Vu la procédure suivante :
M. A... B... a demandé au tribunal administratif de La Réunion de condamner la région Réunion à lui verser une somme de 6 000 euros en réparation des préjudices qu'il estime avoir subis en raison de faits de harcèlement moral dans le cadre de ses fonctions, subsidiairement en raison de la privation en 2016-2017 de ses fonctions d'encadrement. Par un jugement n° 1701042 du 27 février 2020, ce tribunal a rejeté sa demande.
Par un arrêt n° 20BX02790 du 30 novembre 2022, la cour administrative d'appel de Bordeaux a transmis au Conseil d'Etat, en application de l'article R. 351-2 du code de justice administrative, le dossier de la requête de M. B... enregistrée le 24 août 2020 au greffe de cette cour.
Par cette requête, un mémoire et un mémoire en réplique, enregistrés les 1er décembre 2022, 20 mars et 11 septembre 2023 au secrétariat du contentieux du Conseil d'Etat, M. B... demande au Conseil d'Etat :
1°) d'annuler le jugement du 27 février 2020 du tribunal administratif de La Réunion ;
2°) de mettre à la charge de la région Réunion la somme de 3 000 euros au titre de l'article L. 761-1 du code de justice administrative.

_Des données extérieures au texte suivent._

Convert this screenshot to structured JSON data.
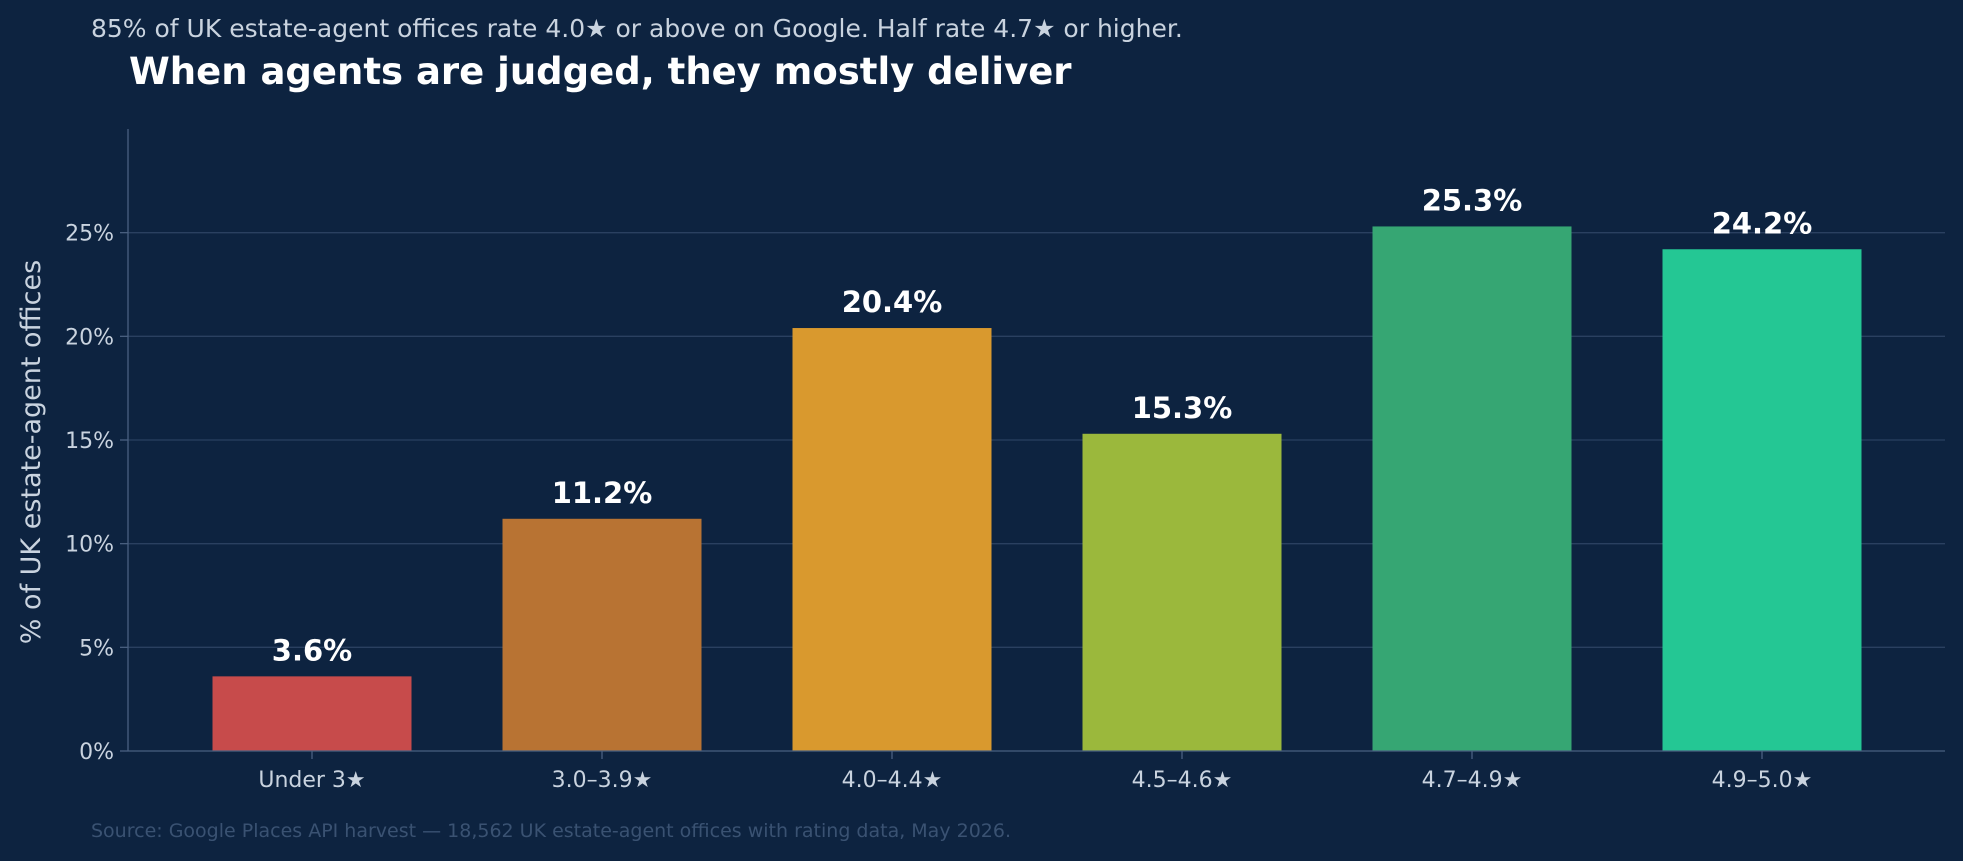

Vu les autres pièces du dossier ;
Vu :
- le code général de la fonction publique ;
- la loi n° 83-634 du 13 juillet 1983 ;
- la loi n° 84-53 du 26 janvier 1984 ;
- le décret n° 2007-913 du 15 mai 2007 et le décret n° 2016-1372 du 12 octobre 2016 qui l'a modifié ;
- le code de justice administrative ;
Après avoir entendu en séance publique :
- le rapport de Mme Muriel Deroc, maîtresse des requêtes,
- les conclusions de Mme Marie-Gabrielle Merloz, rapporteure publique ;
La parole ayant été donnée, après les conclusions, au cabinet Rousseau, Tapie, avocat de A... B... et à la SCP Rocheteau, Uzan-Sarano et Goulet, avocat de la région Réunion ;
Considérant ce qui suit :
1. Il ressort des pièces du dossier soumis aux juges du fond que, par courrier du 26 juillet 2017, M. B..., adjoint technique territorial principal des établissements d'enseignement de 1ère classe, affecté depuis 2012 au lycée Marie-Curie à Sainte-Anne (La Réunion), a sollicité le versement d'une somme de 6 000 euros en réparation des préjudices qu'il estime avoir subis à raison d'une modification temporaire de ses fonctions, d'une part, et d'une situation de harcèlement moral dans l'exercice de celles-ci, d'autre part, au cours de l'année 2016 et jusqu'à la rentrée scolaire 2017. Par un courrier du 26 septembre 2017, la région Réunion a rejeté sa demande. M. B... se pourvoit en cassation contre le jugement du 27 février 2020 par lequel le tribunal administratif de La Réunion a rejeté sa demande.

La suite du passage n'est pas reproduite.